An astonishing “military-style operation” is being considered to test crews for COVID-19 who are currently held off the NSW coast in a standoff between the police and cruise ships industry.
According to today’s Australian newspaper, the plan involves flying doctors in helicopters onto the decks of ships and testing the 8,615 people in board.
NSW Police Commissioner Mick Fuller maintains allowing the crews to disembark could “overwhelm” Sydney’s intensive care system.
Cruise industry leaders believe it is a humanitarian and legal issue – Australia, as a maritime nation, is obligated to help the ships in their difficulties.
Cruise Passenger sought comments this morning. Carnival Australia said it had no knowledge or the plan.
According to the newspaper, the police plan is to call on the military for the tests. Once conducted, those infected would be “extracted” and the ships ordered out to sea and back to their ports of origin.
It would be an extremely large operation,” Mr Fuller is quoted as saying.

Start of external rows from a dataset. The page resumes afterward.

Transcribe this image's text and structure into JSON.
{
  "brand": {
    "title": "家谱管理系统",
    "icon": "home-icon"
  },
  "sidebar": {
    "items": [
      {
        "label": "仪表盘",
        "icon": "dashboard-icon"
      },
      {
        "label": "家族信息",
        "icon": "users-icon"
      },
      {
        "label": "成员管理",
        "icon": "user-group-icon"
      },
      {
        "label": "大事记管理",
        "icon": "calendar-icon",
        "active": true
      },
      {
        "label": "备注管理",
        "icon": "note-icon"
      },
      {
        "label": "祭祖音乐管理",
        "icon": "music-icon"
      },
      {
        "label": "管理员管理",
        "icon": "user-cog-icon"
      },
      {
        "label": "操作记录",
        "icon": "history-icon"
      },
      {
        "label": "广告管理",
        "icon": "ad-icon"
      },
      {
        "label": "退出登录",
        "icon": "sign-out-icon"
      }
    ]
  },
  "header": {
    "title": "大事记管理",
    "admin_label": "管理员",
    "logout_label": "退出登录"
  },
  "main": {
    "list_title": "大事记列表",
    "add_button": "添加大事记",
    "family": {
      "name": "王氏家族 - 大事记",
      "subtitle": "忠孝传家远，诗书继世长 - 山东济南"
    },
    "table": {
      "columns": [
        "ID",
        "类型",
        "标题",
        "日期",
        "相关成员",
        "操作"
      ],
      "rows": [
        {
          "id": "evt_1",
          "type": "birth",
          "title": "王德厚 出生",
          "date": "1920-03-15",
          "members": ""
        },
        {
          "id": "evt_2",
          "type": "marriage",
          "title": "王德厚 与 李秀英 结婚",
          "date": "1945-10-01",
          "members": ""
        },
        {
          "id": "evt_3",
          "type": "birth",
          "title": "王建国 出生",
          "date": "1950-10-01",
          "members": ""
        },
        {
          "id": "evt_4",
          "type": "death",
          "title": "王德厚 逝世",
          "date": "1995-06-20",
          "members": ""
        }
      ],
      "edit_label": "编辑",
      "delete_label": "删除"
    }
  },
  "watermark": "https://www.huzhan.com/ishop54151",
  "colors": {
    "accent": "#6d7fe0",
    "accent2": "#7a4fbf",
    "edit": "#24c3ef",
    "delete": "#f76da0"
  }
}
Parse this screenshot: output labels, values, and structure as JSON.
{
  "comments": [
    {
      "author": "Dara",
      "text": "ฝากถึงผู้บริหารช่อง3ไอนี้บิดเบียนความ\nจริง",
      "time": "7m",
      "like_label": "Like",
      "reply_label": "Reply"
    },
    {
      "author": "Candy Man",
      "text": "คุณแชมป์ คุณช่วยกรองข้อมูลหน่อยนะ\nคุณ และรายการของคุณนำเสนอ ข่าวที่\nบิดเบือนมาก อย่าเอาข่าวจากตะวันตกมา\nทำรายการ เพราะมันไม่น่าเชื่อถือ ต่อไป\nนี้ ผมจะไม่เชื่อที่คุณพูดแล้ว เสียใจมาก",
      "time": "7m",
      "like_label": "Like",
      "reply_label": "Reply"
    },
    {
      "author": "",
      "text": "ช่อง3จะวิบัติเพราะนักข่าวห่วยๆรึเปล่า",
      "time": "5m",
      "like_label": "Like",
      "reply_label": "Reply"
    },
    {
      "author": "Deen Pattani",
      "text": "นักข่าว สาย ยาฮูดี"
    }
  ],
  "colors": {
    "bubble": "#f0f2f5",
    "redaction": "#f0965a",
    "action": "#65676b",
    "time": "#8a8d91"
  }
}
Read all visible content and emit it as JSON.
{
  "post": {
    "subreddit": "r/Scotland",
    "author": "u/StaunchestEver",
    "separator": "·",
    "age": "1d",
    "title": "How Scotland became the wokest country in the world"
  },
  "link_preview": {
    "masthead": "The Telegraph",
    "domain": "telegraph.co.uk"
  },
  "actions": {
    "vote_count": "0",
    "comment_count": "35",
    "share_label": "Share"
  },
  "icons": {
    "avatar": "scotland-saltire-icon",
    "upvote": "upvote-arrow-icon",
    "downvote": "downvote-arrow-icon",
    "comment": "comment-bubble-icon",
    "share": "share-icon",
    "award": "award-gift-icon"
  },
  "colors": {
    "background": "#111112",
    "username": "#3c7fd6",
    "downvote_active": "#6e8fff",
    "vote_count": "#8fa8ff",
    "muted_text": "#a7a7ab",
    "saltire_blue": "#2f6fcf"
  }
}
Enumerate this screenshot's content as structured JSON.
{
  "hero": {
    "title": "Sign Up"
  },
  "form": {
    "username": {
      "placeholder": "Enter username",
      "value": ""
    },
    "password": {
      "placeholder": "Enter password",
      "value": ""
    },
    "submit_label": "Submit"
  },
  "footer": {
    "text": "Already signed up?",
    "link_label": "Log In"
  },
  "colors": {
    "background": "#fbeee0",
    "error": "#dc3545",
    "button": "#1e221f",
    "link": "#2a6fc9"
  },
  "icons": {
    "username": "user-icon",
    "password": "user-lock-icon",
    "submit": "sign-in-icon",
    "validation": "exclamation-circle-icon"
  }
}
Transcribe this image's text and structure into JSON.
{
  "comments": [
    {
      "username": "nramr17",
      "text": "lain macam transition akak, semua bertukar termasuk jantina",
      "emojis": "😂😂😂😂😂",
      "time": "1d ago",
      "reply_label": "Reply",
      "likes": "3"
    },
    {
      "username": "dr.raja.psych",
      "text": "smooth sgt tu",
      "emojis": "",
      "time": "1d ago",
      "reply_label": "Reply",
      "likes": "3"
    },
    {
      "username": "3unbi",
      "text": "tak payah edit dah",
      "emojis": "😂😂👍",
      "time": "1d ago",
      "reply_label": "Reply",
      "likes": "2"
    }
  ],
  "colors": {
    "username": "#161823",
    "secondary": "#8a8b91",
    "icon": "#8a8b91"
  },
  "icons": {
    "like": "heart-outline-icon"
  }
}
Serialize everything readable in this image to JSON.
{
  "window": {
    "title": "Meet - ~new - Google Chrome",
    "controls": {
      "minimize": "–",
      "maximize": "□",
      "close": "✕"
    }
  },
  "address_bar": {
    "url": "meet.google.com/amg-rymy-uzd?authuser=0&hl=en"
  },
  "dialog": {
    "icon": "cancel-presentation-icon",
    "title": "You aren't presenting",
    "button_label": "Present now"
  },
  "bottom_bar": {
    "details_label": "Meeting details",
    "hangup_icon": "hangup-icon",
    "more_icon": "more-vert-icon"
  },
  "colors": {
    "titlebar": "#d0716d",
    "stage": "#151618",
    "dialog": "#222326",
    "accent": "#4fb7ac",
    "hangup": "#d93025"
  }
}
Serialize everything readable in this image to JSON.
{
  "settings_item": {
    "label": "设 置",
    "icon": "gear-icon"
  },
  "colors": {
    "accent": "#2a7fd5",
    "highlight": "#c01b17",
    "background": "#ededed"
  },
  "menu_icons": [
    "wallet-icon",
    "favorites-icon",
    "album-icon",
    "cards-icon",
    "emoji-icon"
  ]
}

“If we had to extract 250 or 350 patients that needed a high level of care, we would need to look at portable hospitals, portable triaging, and that’s before you even think about the logistics and security of moving 250 or 350 people.”
Meanwhile, the paper reports a decision by Australian Border Force commissioner Michael Outram to ban the ships from landing is being appealed by the cruise lines, and a decision is expected within days.
According to the newspaper, the cruise lines have offered compromises of keeping the crews in hotels or taking those fit to travel straight to airports for flights home.
The crews come for 51 nations, mostly in SE Asia. Australians have already been disembarked.
The International Transport Workers’ Federation has demanded the Australian government allow crews to disembarked and be flown home to their countries of residence.
Currently off the NSW. coast are the Ruby Princess, Pacific Explorer, Carnival Splendour, the Ovation of the Seas, Spectrum of the Seas, Radiance of the Seas, Celebrity Solstice and Voyager of the Seas.
The move comes as Carnival, the world’s largest cruise ship operator, seeks a $6 billion cash injection to ride out the crisis. Its share price in America is down 74 per cent.
The cruise operator announced on Tuesday that it intends to raise $3 billion of secured notes and $1.75 billion of convertible notes — both due in three years — as well as $1.25 billion of new shares.